The tricks of an Indian juggler are so very amazing and clever that they have become famous all-over the world. One of the commonest is the throwing up of a number of brass balls high into the air, one after another, and catching them all in his hands they come down. The show continues for a pretty long time, and is always watched with breathless attention. All the time, the spectators are fearful that one of them will fall and juggler will commit an error. But none of them even falls. The eye of the conjurer follows them as they go up and down, and his hands catch them with the accuracy and skill of a machine. How does the juggler acquire all this amazing dexterity? How can he perform such marvelous feats so feats so faultlessly and with such apparent ease? The fact is life-long training and devotion alone has made the Indian juggler what he is. As the famous English essayist, Hazlit, in his remarkable essay on the subject, has shown that danger is the best teacher. The least error would expose the juggler to failure and ridicule and probably break his head. Hence he does not commit any error. It is skill surmounting difficulty, and beauty triumphant over skill.

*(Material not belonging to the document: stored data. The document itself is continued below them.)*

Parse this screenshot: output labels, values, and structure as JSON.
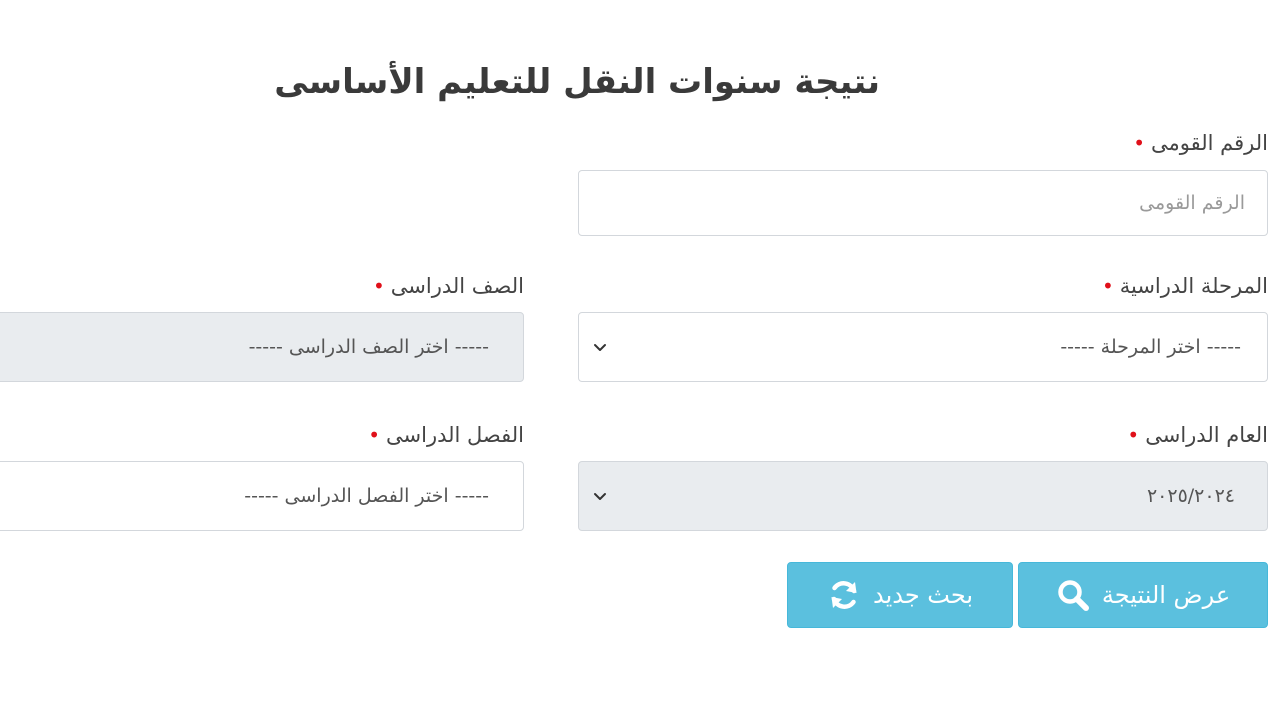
{
  "page": {
    "title": "نتيجة سنوات النقل للتعليم الأساسى"
  },
  "form": {
    "national_id": {
      "label": "الرقم القومى",
      "required_mark": "•",
      "placeholder": "الرقم القومى",
      "value": ""
    },
    "stage": {
      "label": "المرحلة الدراسية",
      "required_mark": "•",
      "selected": "----- اختر المرحلة -----"
    },
    "grade": {
      "label": "الصف الدراسى",
      "required_mark": "•",
      "selected": "----- اختر الصف الدراسى -----"
    },
    "academic_year": {
      "label": "العام الدراسى",
      "required_mark": "•",
      "selected": "٢٠٢٥/٢٠٢٤"
    },
    "term": {
      "label": "الفصل الدراسى",
      "required_mark": "•",
      "selected": "----- اختر الفصل الدراسى -----"
    }
  },
  "buttons": {
    "show_result": "عرض النتيجة",
    "new_search": "بحث جديد"
  },
  "colors": {
    "button_bg": "#5bc0de",
    "required": "#e0101a",
    "disabled_field": "#e9ecef"
  },
  "icons": {
    "show_result": "search-icon",
    "new_search": "refresh-icon",
    "select": "chevron-down-icon"
  }
}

The growing of a mango tree is another of the common feats of a juggler. It is very much like magic. A mango seed is sown in the ground and some water is sprinkled over it. It is then covered with a basket. After a few minutes, the basket is removed, and a mango plant, a foot height, is discovered. The plant soon grows to be a full tree and bears fruits which are distributed among the spectators to their great amazement and delight. How does he do it? Neither science nor philosophy can furnish any explanation for this marvelous feat. One is inclined to be superstitious and believe that the juggler knows black magic.
Another feat, equally miraculous, is the so called basket-trick. A young lad gets into a basket which is then covered with a piece of cloth. The juggler pierces the cloth deep with a sharp dagger several times and the spectators are sure that the boy must have been killed or at least seriously wounded. The cloth is then removed, and to the wonder of all, the basket is seen to be empty. Wonder of wonders follows. A few minutes after, the boy comes out of the crowed laughing. How did he escape from the basket? Even science, which presumes to know so much, fails to provide any answer to the question.
Recently, I had an occasion of seeing the show of one such juggler. The trick which impressed me most was this: the conjurer took a baby from a lady among the spectators. He threw it high into the air. The child swung like a pendulum for a minute and then disappeared. The poor mother burst out weeping, but the very next moment she found her darling in her lap. The spectators were thrilled and loud clapping followed.
Such are the feats of an Indian juggler. We have given only a few examples out of hundreds. Even though scholars have exercised their brains to provide a reasonable explanation to what the juggler performs, still, much of what he does remains a mystery. He is a magician in the real sense of the word.